Figure 1 reveals that PD symptoms also deteriorated in some patients. Moreover, this significant correlation of Fig. 1 also indicates that both, NMSS and UPDRS, may reflect treatment effects despite their different focus on certain aspects of PD. The reported correlations of Table 2 underline the value of TUG and peg insertion in relation to the rating scales. The reported associations with the NMSQuest demonstrate that self-rating of patients may also represent a valuable instrument to reflect disease severity.

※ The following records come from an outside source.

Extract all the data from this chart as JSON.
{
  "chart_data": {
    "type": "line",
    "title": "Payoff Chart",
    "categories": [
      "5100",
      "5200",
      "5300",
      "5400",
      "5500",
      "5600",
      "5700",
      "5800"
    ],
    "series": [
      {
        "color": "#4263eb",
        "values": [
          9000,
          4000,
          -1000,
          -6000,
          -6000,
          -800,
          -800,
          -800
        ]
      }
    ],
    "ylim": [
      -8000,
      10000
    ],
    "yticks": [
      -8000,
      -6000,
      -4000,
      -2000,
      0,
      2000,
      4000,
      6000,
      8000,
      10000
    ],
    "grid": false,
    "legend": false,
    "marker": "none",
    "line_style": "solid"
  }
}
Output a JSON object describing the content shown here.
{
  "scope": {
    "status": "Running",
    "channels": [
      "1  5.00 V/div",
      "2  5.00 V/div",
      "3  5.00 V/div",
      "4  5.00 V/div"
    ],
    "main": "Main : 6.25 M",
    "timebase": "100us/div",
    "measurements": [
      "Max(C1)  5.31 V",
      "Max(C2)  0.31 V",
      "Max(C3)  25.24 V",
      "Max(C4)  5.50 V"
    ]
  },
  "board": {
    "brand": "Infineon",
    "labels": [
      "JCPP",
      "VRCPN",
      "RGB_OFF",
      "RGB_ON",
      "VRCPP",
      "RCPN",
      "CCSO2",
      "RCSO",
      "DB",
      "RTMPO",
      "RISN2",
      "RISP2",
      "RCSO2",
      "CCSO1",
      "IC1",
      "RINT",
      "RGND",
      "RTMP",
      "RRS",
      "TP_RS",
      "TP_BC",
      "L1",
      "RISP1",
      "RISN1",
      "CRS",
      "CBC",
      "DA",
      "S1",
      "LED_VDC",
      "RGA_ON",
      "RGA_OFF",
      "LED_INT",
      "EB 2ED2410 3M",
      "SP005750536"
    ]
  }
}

Limitations of this trial are the missing blinding of raters due to obvious technical reasons. Here, a certain bias due to patient-to-investigator bonding is likely. We also missed to perform a concomitant scoring by caregivers and/or spouses before and after a fixed time period in the domestic surroundings for further evaluation of the long-term benefit of the hospital stay. One may also assume certain placebo effects in view of the upcoming demission from the hospital at the moment of the second assessment. Despite the performed, standardized training session with the applied instrumental tasks, we cannot exclude an impact provided by the repetition of instrumental tests with putative learning confounds. Therefore, we suggest that this kind of research warrants additional future studies, which compare the efficacy of drug titration performed during an out- and/or in-patient setting. However, design and performance of such a trial appears to be a rather complex issue, since careful titration in an out-patient setting is not well reimbursed in the German health care system.

In conclusion, this pilot investigation with its explorative descriptive statistical analysis demonstrates the benefit for PD patients following an in-patient setting in a specialized PD unit.